5 Steps to Transform Your Promo Business (by Thinking Like an Ad Agency)

We are all creatures of habit, which is why we routinely fall into, well, routines. As humans, we embrace the known for all manner of reasons: comfort, familiarity, laziness and countless others. Because this is part of our overall condition, it permeates every aspect of our lives—including how we approach clients.

Think about it—we use the same introductory phrases, roll out tired case histories to prove our creativity, and pounce on anticipated questions with the subtlety of a college freshman swiping through Tinder. Occasionally, when there’s a significant opportunity, we will freshen up the way we tackle clients. However, if there’s a shred of honesty, the truth is that approaching clients differently than that of our competition is the exception, not the rule.

Before I go much further, let me be clear that I’m not advocating running a business like an updated version of Sterling, Cooper, Draper, Pryce from the marvelous show “Mad Men.” While wearing snappy suits, chain-smoking three packs of cigarettes a day, and having a stocked bar in every office on the 54th floor of Manhattan skyscraper would be quite the experience, it’s far more conducive to dramatic television than building a business. However, there are methods that ad agencies use to realize the highest return on client investment that can be applied to any business.

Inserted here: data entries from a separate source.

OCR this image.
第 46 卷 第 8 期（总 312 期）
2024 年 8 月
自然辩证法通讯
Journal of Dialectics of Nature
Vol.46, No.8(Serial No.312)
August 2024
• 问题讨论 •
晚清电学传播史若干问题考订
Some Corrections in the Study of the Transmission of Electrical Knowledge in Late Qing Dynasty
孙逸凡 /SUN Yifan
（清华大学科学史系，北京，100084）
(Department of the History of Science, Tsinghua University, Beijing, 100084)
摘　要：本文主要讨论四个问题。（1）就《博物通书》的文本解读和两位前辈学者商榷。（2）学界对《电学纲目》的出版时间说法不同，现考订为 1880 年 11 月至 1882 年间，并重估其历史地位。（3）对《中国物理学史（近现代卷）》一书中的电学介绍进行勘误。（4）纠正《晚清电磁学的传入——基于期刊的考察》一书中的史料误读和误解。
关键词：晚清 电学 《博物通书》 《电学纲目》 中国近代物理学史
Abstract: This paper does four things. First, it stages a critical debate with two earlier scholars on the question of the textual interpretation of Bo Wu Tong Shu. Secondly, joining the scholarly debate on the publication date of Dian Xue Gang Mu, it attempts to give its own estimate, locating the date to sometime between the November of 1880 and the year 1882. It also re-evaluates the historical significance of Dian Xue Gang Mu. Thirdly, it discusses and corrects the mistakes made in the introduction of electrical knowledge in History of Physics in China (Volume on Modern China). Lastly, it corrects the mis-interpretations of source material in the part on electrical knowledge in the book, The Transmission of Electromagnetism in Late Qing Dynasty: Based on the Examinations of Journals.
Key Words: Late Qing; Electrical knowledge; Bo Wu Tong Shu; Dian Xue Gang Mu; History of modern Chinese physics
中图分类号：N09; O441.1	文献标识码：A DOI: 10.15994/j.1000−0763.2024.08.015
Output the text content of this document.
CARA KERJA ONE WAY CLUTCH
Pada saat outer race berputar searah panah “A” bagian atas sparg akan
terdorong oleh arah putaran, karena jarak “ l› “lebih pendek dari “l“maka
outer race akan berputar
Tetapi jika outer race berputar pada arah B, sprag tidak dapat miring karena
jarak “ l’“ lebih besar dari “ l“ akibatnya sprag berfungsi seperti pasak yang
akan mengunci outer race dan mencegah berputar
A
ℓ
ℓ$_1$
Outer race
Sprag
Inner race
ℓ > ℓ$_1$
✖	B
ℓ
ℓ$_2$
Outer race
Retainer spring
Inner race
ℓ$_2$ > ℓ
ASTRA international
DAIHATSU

In the promotional products industry, distributors spend far too much time simply putting logos on merchandise and calling themselves marketers. This is an enormous problem—one that the supply chain stresses are only serving to exacerbate. However, instead of blaming lack of inventory, the competition, or other outside issues that lead to less-than-optimal sales results, leverage the following five steps—in order—to create magic for your clients:

1. Define One Specific Purpose — simply put, the client objective must be something the effective use of promotional merchandise can achieve. In other words, if the client doesn’t have the budget necessary to use the proper promotional vehicle to achieve their goal, then what you’re offering isn’t the solution. Work with your client to clearly and precisely define a goal that can be both measured and achieved. An example might be, “increase retention rates by 20% by the end of 2022 through the creation of an employee recognition program” or “increase inbound leads by 15% by June 30, 2022, using targeted promotional marketing to new audiences.”

2. Define the Audience — this is a critical step that can neither be overlooked nor bungled. Communicate with your client to delineate their ideal customer into an understandable description. Then, break that narrative into consumable categories that will guide you to the best merchandise vehicle for the message and, even further, the time and manner to distribute the promotional products to ensure it is as impactful as possible.

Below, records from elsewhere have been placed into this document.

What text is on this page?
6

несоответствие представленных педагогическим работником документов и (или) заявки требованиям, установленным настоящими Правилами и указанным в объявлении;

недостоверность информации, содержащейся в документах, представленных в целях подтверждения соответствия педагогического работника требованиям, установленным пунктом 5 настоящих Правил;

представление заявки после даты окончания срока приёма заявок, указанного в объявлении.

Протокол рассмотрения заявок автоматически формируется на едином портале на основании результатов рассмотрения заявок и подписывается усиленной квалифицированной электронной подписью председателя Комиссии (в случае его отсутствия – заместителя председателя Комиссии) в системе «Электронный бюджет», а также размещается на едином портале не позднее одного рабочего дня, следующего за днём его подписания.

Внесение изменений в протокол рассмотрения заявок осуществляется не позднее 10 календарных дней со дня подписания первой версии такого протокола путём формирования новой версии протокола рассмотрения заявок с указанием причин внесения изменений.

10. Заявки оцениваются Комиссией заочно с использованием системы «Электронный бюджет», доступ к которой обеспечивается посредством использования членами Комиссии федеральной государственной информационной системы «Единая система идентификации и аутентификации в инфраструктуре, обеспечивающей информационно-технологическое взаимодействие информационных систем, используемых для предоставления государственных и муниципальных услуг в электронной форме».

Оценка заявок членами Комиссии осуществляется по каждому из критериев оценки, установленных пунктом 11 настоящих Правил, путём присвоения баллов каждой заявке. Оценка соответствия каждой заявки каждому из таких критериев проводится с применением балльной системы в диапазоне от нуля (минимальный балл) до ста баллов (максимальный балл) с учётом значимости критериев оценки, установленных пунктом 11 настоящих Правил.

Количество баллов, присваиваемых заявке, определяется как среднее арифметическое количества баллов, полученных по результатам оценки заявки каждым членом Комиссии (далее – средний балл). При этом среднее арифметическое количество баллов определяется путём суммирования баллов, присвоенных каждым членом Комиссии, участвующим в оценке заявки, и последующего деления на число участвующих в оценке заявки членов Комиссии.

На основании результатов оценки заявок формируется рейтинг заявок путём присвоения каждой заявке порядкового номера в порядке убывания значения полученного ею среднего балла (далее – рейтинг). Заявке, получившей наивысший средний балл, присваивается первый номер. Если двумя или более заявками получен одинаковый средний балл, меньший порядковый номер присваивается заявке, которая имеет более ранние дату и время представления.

3. Exemplify the Client’s Brand Voice — many companies misunderstand what construes a brand voice: it is not a color, logo, font, design style or tagline. The brand voice—the identity of a brand—is the story. In other words, it’s not what the client does or how they do it. It’s the why they do what they do. This is the most challenging step as clients are generally far more comfortable explaining their what and how. Work with the client to ensure you’re presenting their why to their audience. Remember, if their audience doesn’t know why your client does something better than their competition, they will never believe they can or will.

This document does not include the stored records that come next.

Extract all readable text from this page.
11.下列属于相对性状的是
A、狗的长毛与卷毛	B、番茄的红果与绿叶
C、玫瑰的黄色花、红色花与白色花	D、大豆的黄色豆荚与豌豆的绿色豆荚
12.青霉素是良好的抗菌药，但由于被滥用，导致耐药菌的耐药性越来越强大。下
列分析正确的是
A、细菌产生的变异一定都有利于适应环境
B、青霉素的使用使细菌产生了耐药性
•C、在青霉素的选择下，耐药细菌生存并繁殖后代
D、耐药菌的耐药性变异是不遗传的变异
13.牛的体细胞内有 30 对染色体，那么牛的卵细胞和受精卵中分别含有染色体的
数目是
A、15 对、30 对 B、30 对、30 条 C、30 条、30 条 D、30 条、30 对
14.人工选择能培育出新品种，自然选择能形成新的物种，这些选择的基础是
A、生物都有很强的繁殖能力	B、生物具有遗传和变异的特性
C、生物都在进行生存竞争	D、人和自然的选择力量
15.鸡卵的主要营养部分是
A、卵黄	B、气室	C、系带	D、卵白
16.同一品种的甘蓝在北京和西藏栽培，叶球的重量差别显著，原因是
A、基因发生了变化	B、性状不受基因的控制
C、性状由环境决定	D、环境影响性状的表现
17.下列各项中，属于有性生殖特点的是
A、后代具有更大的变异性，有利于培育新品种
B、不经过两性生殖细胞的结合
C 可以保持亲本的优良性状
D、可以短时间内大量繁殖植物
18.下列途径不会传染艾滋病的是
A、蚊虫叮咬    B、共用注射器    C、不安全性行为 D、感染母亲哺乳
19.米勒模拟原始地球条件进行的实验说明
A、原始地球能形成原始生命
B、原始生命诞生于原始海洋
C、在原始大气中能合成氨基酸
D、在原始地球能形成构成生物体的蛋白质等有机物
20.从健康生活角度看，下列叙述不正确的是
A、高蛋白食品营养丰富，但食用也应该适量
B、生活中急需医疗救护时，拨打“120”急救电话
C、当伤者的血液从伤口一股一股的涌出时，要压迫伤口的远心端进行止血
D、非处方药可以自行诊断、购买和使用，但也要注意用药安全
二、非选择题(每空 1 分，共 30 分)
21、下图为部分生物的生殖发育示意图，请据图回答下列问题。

4. Develop the Plan — this is where the proverbial rubber meets the road. You know the goal, who the target is, and how to communicate the “why” of the client. Now it’s time to showcase your creativity to bring the audience and client’s voice together. This is where most have great temptation to do what they’ve always done. Instead of showing the same merchandise solution you’ve always offered, take time to truly think about the type of products that will not only connect with the audience but will move them to the desired action of accomplishing the specific purpose. Don’t let fear stop you from being creative.

5. Execute — spoiler alert: this is where most of your competitors will start, and that’s both an enormous problem for them and an incredible advantage for you. Now that you’ve arrived here by following the first four steps in order, you’ll find that you will have many more ideas, and it will be much easier to get them approved by the client. The purpose, audience, brand voice and plan will reinforce the validity of the creative and how best to execute the delivery of the merchandise.

Thinking like an ad agency doesn’t have to be something reserved for the likes of Roger Sterling and Don Draper. This five-step approach is not only manageable; it’s logical. Think of these as stepping stones of the brand river you need to cross: Each must be placed at the proper time and in the correct place in order for you to stay dry during your crossing.

By employing the ad agency approach, a business can transform into a creative powerhouse that creates long-term client loyalty by doing work that matters.